Combining the Winter Wheat

Another problem we have had concern about is the water.   Some of our sloughs (wet areas) have grown over the summer.   Usually they dry up and we then hay them in the fall.  Yes, we had quite a bit of rain this year.  Many of the rural roads are in poor condition due to so much water along them for so long - that softens the road bed.  There are concerns of how to get our equipment to fields and the crop hauled out of the fields.  

We found out just how wet one field was when the combine got stuck.  The operator was working his way back to the trucks to unload the hopper (location on combine to store grain) when he got too close to the edge of a slough.  The water had come up so far that you can't even see the edge as the wheat is standing in water.

A couple of looks at the tires in mud.  It doesn't look too bad.  
However, when you realize that there is about 15,000 pounds (abt 250 bushels) of Winter Wheat in the hopper and, since this was on a side hill, that had slid down to the lower side, we have a problem.

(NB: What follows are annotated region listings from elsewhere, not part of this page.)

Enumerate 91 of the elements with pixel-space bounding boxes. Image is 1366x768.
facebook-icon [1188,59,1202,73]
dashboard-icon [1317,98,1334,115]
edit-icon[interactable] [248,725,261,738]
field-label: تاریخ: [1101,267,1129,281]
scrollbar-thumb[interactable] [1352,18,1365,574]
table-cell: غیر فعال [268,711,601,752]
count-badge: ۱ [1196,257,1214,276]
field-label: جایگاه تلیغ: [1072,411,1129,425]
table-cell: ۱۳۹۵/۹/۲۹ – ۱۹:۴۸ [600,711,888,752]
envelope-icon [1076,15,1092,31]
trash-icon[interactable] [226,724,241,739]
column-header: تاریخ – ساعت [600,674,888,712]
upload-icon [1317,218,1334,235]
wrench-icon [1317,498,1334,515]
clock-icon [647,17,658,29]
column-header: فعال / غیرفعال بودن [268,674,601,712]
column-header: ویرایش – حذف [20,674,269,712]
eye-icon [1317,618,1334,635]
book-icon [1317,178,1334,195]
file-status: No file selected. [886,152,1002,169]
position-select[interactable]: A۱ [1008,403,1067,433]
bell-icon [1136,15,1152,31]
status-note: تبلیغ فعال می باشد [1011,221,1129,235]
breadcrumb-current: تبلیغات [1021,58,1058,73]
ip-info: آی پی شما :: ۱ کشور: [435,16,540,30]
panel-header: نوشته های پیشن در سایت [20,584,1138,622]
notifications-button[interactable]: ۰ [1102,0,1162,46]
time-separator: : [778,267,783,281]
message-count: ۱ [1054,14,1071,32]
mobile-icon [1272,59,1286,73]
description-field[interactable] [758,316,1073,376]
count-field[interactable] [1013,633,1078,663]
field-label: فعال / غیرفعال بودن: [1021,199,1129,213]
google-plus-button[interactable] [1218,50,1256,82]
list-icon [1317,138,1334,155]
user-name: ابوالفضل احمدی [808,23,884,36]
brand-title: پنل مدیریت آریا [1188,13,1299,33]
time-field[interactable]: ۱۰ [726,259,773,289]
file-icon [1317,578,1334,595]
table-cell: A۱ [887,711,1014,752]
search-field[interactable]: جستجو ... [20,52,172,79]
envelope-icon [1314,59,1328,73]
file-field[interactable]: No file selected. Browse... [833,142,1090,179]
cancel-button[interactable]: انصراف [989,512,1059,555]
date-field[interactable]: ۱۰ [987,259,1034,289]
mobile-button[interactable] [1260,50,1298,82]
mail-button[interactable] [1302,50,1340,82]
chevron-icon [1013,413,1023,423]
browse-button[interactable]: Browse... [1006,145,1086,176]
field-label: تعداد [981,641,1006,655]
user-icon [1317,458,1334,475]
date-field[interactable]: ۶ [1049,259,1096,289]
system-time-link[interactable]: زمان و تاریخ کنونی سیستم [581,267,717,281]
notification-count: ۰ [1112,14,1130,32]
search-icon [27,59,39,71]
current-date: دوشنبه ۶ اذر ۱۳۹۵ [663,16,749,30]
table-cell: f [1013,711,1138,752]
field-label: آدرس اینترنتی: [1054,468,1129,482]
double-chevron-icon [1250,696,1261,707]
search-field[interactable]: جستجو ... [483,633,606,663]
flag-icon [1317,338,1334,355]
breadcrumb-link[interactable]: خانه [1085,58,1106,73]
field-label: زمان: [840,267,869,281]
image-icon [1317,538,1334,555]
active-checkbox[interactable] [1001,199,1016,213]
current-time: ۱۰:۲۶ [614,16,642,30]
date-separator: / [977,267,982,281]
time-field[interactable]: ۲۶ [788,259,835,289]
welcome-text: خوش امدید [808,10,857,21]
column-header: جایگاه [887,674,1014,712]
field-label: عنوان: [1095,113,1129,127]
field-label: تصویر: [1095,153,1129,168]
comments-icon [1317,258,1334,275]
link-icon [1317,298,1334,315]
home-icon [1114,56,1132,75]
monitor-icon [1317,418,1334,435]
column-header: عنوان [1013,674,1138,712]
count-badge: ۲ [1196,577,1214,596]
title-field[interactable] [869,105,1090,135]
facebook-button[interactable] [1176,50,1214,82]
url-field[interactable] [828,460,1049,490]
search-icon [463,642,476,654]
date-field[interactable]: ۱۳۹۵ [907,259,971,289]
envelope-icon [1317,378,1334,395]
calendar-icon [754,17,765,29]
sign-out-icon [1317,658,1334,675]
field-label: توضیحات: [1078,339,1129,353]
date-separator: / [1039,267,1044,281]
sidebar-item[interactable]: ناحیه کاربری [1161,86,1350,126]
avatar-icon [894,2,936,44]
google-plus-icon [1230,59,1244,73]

So, we got a truck to back up alongside the back of the combine.  We could then unload some of the grain from the hopper.   After doing this twice, we were able to pull the combine out using one of our tractors.

Successful pull

And it was back to harvesting - after eating our dinner which was now cold!  We finished that field and moved on to the next one.   The day ended with a break down on the combine and more rain.